?
严惊月第一回见到长公主,给她的气势震慑住了。她茫然的盯着那张威严无比的脸,她曾经与瑄持大言不惭的评价过这位传奇人物公主大将军。
“你这儿怎么还绑着?”长公主瞥了一眼瑄持。
瑄持利索的挣脱绳索起身行礼:“姑母。”
“我来的赶巧儿。”长公主看向严惊月:“想来这位就是犯我名讳的严姑娘了。”
“我打出生起就叫这个名字。”严惊月看着长公主的眼睛:“我那时候连长公主是什么都不知道。”
“有点意思。”长公主嘴角有丝所有若无的笑意,她将披风解开往后一丢:“我年纪大了要歇息,你们接着闹。”
殿内仿佛经历了一场兵荒马乱,此时所有人都在各自情绪的余韵中。瑾持发现自己越来越不懂这个比自己小十来岁的堂弟,瑄持松了口气,皇姑母不是那样会因为一个名字而为难别人的坏人。
严惊月心里乱糟糟的,就好像刚在田里犁了十亩地那么累,筋疲力竭。
“你方才说的还不清楚。”瑾持没打算轻易放瑄持离开。
瑄持也不打算隐瞒,坦诚的让所有人一时间无所适从:“因为严惊月自从瞧见那姑娘后就不开心了,耷拉着张脸看着让我心情不好。”
瑾持恨不得给他一棒槌让他清醒一些。
瑄持无视严惊月尴尬到有些局促的表情,对瑾持说:“因为你的风流,害的我也被迁怒了。所以我来闹,是要跟你撇清关系,让她知道我和你不是一样的人。”
瑾持这会儿才算彻底捋顺了瑄持丧心病狂的逻辑,竟然也没有发怒,只是咬牙切齿的吐出一个字:“滚。”
严惊月慌忙拉着瑄持走了,天上没有月亮也没有星星,两人凭借微弱的光线在黑咕隆咚的路上乱走一通。
“我想我们之间有些误解。

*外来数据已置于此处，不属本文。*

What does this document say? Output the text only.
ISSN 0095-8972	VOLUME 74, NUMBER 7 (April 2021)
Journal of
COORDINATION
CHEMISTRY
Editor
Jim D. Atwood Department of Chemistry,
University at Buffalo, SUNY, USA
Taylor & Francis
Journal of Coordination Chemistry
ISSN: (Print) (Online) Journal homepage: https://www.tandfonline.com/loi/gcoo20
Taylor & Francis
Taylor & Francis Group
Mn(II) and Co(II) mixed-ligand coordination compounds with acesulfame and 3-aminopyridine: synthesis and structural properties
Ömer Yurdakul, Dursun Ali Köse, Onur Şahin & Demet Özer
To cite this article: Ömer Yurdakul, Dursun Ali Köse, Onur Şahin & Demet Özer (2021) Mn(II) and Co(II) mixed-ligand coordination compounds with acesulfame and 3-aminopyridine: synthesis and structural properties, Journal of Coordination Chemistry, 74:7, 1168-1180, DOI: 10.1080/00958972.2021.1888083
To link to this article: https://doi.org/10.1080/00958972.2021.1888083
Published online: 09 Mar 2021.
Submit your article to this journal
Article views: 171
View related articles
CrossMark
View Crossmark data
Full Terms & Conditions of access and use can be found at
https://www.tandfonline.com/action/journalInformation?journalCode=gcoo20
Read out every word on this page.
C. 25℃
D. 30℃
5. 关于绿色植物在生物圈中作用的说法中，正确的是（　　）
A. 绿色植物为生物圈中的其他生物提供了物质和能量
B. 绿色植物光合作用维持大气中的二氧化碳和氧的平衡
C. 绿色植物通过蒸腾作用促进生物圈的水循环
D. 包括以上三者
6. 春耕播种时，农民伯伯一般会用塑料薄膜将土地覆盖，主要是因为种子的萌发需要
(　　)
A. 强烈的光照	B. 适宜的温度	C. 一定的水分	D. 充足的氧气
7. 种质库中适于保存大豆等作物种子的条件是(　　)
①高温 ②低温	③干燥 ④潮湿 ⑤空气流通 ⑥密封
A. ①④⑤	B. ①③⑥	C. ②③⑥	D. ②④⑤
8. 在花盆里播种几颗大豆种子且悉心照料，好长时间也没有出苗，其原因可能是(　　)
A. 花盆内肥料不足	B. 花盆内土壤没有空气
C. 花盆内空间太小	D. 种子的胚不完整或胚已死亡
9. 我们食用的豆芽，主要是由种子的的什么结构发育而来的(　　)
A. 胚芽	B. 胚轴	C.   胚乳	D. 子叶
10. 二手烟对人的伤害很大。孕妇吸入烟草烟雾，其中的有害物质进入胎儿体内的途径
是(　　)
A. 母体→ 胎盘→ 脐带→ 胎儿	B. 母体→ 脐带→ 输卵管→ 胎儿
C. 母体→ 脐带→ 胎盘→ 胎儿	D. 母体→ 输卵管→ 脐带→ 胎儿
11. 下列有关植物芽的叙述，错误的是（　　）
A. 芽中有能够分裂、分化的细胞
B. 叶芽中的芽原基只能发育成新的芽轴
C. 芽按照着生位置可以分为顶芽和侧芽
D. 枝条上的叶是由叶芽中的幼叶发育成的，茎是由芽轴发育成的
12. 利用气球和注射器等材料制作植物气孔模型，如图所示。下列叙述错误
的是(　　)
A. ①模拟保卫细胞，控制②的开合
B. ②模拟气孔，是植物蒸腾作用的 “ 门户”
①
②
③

”瑄持忽然开口,他的声音几乎被吹散在夜风里。
过了好一会儿,他打算再说一遍时,严惊月问:“什么误解?”
“我给你塞过小话儿。”瑄持有些尴尬:“就那些戏弄之言…”
严惊月忽而一笑:“这算什么误解?”
瑄持说:“还有我与你相处从不曾避讳什么。”风吹着严惊月宽大的袖子有一下没一下的打在他的胳膊上,恍然间像是被风轻薄了。
严惊月没有说话。
“其实…”鬼话连篇得瑄持难得词穷:“我就是,我那时候见到你吃了邹凤鸣的饼,因此觉得你不是在乎男女礼节那等俗事的人。”
严惊月怎么想都想不起来自己什么时候吃过邹凤鸣的饼,她连邹凤鸣见都没见过几次,这次邹凤鸣回京,更是只在大殿上见过,然后就被瑄持给软禁了。